Lo tenía bien cogido. Nada más.

—Eres un cielo —bromeó.

—¿Puedo preguntarte qué haríamos con el resto?

—El resto no son más que maquetas, fragmentos...

—Quizá una antología para dentro de unos años —la tanteó—. Todos los grandes lo han hecho, tomas buenas, falsas, a medias...

—Quizá. —Se encogió de hombros ella.

—¿Algo más?

—También tenemos que aprobar la portada.

—Bien. ¿Cuándo podemos empezar? —preguntó el dueño de la discográfica yendo al grano.

—Grace te llamará en unos días. Danos tiempo para verlo todo. He de ir a San Francisco para hablar de una exposición mía. Te avisaré y nos veremos entonces.

—Sería bueno publicarlo cuanto antes, o al menos anunciarlo coincidiendo con el quinto aniversario —dejó caer.

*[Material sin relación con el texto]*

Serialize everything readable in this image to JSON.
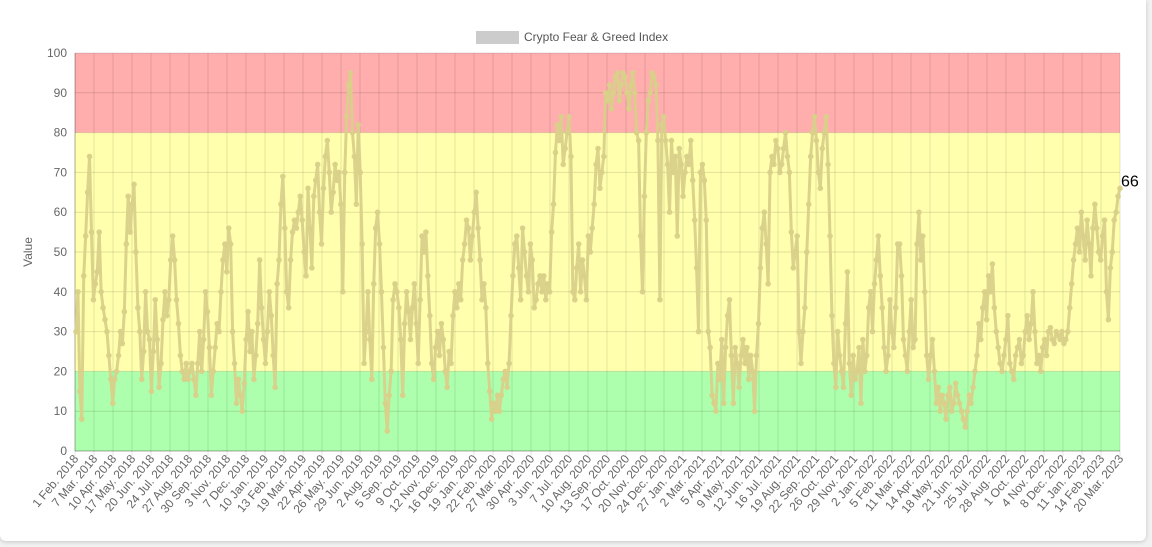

—Te doy la razón, pero vamos a ir a nuestro ritmo —le avisó Rebecca—. No verás las canciones hasta que no firmemos el contrato. Y quiero todas estas peticiones que te he hecho reflejadas en él.

No eran peticiones. Eran exigencias.

Ferdinand Meehan no objetó nada.

—Esto va a ser grande, Rebecca. —Exhaló un largo suspiro de satisfacción y alivio.

—Lo imagino. —Sintió que se le empequeñecía el alma.

—Vamos a cerrar muchas bocas. A demostrar que lo que más quería Leo era seguir, sacar ese disco, actuar...

«No hubo suicidio».

—Como se publique algo de esto antes de que hayamos firmado ese contrato o, al menos, lo hayamos dejado cerrado...

—Tranquila.

—Si me la juegas, le doy el disco a Universal.

—Rebecca...

Lo había asustado.

Eso era bueno.

Se sintió un poco mala.

—¿De acuerdo, pues?

—De acuerdo.

—Que tengas un buen día, Ferdie —se despidió.

—No lo sabes tú bien.

—No llames. Lo haremos nosotras. Te lo repito: danos un par de días.

—Te quiero.

—Yo no, pero sé que eso a ti no te importa.

—¡Rebecca!

Cortó la comunicación y dejó el inalámbrico en su lugar. Luego reclinó la cabeza en el respaldo de la butaca. Cerró los ojos. La suerte ya estaba echada. Lo que tuviera que suceder...

Pensó en Grace.

—Te quiero —musitó con ella en la mente.

Fue el momento en el que se quebró el silencio.

Primero, una voz, lejana.

Después, otras voces más.

Se acercaban.

Rebecca se levantó. Caminó hasta la ventana y miró hacia el exterior de la casa. A unos cincuenta metros vio a cinco chicos jóvenes. Bueno, cuatro chicos y una chica. Ella llevaba el pelo pintado de rojo.

Parecían borrachos.

O drogados.

Y uno tenía en las manos algo, una revista...

Señalaba la casa.

Rebecca oyó claramente cómo decía:

—¡Es esa! ¡Joder! ¿Lo veis? ¡Es esa!